The administration said last year that true spending on parks, playground and recreation centers was actually higher than it seemed, because some of those responsibilities were being shifted to other departments. In addition, Parks and Rec was having difficulty filling vacancies and was unable to spend its full budget, officials said at the time.
● The Department of Streets is on course to spend $95.8 million in the current fiscal year, about $19 million (25%) more than it was budgeted for. It’s not immediately clear from the budget documents why that’s the case.
● Despite numerous efforts to make working for the city more attractive, departments are still struggling to hire workers. Parker would fund 27,086 positions in the coming year, but the city only had 21,943 employees as of November.
Among the agencies with the biggest staffing gaps: the Fire Department is budgeted for 3,392 but only has 2,778; Free Library, budgeted for 1,009, actual 869; L&I, 448 vs. 382; Parks & Rec, 926 vs. 684; and Prisons, 2,186 vs. 1,330. Although not detailed in the budget, it’s also been reported that the Police Department has only 5,021 sworn officers, well below the 6,380 budgeted.

● The proposed budget would represent an increase of $148.7 million, or 2.3 percent, above the $6.6 billion the city is on track to spend in the current fiscal year ending in June.
The city often ends up spending more over the course of a year than was approved in the initial budget, due to unexpected costs and midyear adjustments. Last year, City Council approved a $6.37 billion budget, but the city will actually disburse the aforementioned $6.6 billion, according to the five-year plan document.
That is to say, Parker’s new proposed budget is about 6% higher than the official budget adopted for the current fiscal 2025 year. It’s also about 10% higher than the amount spent in fiscal 2024, which covered the last six months of the Kenney administration and the start of Parker’s term.
● The city’s overall revenues from various sources are expected to fall 2.6% compared to this past year, largely because federal pandemic aid finally ended in 2024.
The revenue picture is mixed, however. Collections from the wage and net profits taxes, the city’s biggest source of funds, are actually expected to increase as more people get jobs in Philadelphia and earn more money.
The city will also begin borrowing and spending hundreds of millions of dollars for Parker’s housing plan and other capital programs, which will contribute to the budget expansion.
● City Council has scheduled four hearings for members of the public to give testimony on the budget proposal. They will be held on March 26, April 30, May 13 and May 14. Instructions on how to be added to the speakers’ list are posted here.
Council will also hold hearings on many of the individual department budgets and will question department leaders.

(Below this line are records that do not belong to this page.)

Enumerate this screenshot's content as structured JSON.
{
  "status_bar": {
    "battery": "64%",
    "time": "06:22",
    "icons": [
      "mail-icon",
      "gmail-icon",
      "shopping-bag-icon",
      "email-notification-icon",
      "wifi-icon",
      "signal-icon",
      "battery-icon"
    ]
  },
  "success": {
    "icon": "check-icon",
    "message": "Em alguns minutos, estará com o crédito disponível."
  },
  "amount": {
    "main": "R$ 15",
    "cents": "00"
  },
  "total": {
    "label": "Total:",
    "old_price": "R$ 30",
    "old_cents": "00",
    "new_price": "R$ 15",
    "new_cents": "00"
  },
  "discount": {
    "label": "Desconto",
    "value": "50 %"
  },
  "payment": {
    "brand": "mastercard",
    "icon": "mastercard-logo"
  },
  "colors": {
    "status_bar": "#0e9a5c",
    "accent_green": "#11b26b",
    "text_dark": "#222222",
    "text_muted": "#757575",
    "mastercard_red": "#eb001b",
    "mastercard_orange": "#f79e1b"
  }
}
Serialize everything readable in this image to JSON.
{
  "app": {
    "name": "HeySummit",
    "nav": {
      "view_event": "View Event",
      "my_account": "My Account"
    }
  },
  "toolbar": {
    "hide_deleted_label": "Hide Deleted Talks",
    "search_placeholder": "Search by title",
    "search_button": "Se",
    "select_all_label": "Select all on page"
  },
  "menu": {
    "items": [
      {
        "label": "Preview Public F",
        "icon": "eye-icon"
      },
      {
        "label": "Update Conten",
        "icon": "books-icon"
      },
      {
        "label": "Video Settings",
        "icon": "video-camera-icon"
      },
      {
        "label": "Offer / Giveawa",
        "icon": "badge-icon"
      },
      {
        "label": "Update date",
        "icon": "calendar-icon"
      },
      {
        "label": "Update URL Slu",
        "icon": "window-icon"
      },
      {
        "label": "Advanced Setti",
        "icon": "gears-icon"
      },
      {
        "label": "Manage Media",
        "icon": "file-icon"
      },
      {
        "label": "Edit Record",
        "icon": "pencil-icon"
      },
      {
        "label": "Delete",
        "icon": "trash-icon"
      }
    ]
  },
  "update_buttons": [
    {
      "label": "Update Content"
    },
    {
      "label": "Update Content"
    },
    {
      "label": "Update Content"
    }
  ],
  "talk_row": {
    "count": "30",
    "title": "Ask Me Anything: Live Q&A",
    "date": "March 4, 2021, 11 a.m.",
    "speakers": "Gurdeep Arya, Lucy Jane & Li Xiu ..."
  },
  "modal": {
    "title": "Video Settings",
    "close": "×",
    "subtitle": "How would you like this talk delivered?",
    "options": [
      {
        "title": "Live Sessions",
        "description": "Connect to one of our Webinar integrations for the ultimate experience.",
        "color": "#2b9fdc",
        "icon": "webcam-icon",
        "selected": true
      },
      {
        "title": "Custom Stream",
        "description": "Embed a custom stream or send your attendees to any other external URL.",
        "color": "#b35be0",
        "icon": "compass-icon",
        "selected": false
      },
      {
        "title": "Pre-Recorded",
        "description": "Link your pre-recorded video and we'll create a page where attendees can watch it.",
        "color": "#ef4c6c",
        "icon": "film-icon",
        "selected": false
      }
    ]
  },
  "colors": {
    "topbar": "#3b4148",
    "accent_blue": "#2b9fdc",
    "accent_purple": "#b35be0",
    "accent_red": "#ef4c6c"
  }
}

The first up are the Mayor’s office on March 25; Finance, Revenue and related offices on March 26; Technology, Human Services, Procurement and others on April 1; and Sanitation, Clean and Green, Streets, Water and the airport on April 2.
For the full list, visit City Council’s FY2026 Budget Center.
Editor’s note: The city’s list of organizations slated to receive funding for immigrant defense contained errors, which have been deleted from this article. The percentage increase of the Free Library’s budget has also been corrected.